На минуту ей захотелось сознаться во всем, чтобы полностью успокоить отца. Это было бы проще всего; но ведь вначале она все отрицала! Она уже слишком запуталась в своих интригах. Ложный стыд удержал ее; кроме того, несмотря на то, что ее испугала собственная месть, она не могла начисто от нее отказаться. С той минуты как она увидела письмо Флавьена, в ней вспыхнуло новое чувство. Юношеский пламень впервые обжег ее ледяное чело. Смутные желания родили в ней потребность искать в другом существе, молодом, решительном и кипучем, того жара, которого не хватало в ее собственной одинокой и холодной жизни.
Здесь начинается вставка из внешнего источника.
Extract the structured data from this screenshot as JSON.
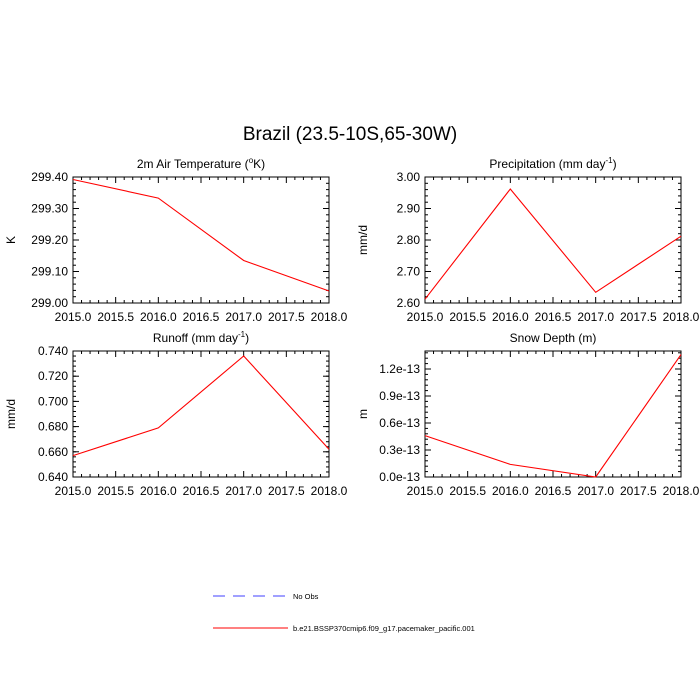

Благодаря Флавьену, не подозревавшему об этом, ей открылась любовь, хотя и не слишком бесплотная для молодой особы со столь возвышенными устремлениями. Любовь открылась ей, в сущности, в том единственном виде, который может взволновать женщину, лишенную нежности и самоотверженности: в виде смятения чувств.
И поэтому она страдала, ревновала и доходила до бешенства, видя, что другая женщина - женщина, которую она ненавидела, - стала по ее собственной вине предметом желаний, которые она хотела бы внушать сама, хотя от волнения и полного непонимания себя она не отдавала себе отчета в своих чувствах.
Дютертр увидел, что в главном она была искренна, и не решился настаивать, чтобы узнать остальное. Ему казалось даже, что вся проделка с цветами больше похожа на дело рук сумасбродной Эвелины, которая в своей наивности пыталась таким образом возбудить ревность Тьерре. Но эго еще более уязвляло его любовь. Если Эвелина была в известной мере, хотя и без дурного умысла, виновата перед мачехой, а Натали невинна, то Олимпия по справедливости заслуживала осуждения за то, что обвиняла старшую дочь в беспричинном коварстве. Бедная женщина столько страдала, что могла поддаться неправедному порыву. Она это почувствовала, она сама сказала об этом Флавьену; конечно, потом она всеми силами старалась изгнать внушенную ею мысль, готовая даже обвинить себя, только бы снять вину с падчериц; но ей не удалось сделать это, не взволновав более, чем она могла предвидеть, пылкое воображение молодого человека, и все ее испуганные отрицания и робкие возражения так запутали и завлекли Флавьена, что он поступил, как было ему свойственно, то есть, не поняв ровно ничего, просто обжегся, как стремительный и захмелевший мотылек-бражник о дрожащее пламя, колеблемое ветром.
Дютертр утешил и успокоил дочь, которая плакала то ли от злости, то ли от горя. Он взял письмо и бросил его в огонь.
- Да сгинут всякая злоба и беспокойство, - сказал он, - как это неосторожное и легкомысленное письмо. Знайте, дочь моя, что Олимпия больна. Она нервна, слаба, и, может быть, кое-кто из нашей семьи обижал ее прежде, что, не оправдывая ее подозрительности, может послужить ей извинением. Забудьте об этом. Господин де Сож не возвратится, а если когда-нибудь моя жена, на что, я знаю, она неспособна, и выскажет мне свои сомнения, по поводу этой глупой истории с цветами, поверьте, что я, со всей отцовской любовью, которую всегда вам выражаю, сумею оправдать вас в ее глазах.
- И конечно, отец мой, вы сделаете это с той же суровостью, которую иногда проявляете по отношению ко мне? - сказала Натали, почувствовав, что к ней вернулась вся ее ненависть. - Меня глубоко оскорбили: ваша жена возвела на меня напраслину перед совершенно посторонним человеком.
- Натали, вы только что сказали: я прощаю ей, таково, значит, ваше прощение?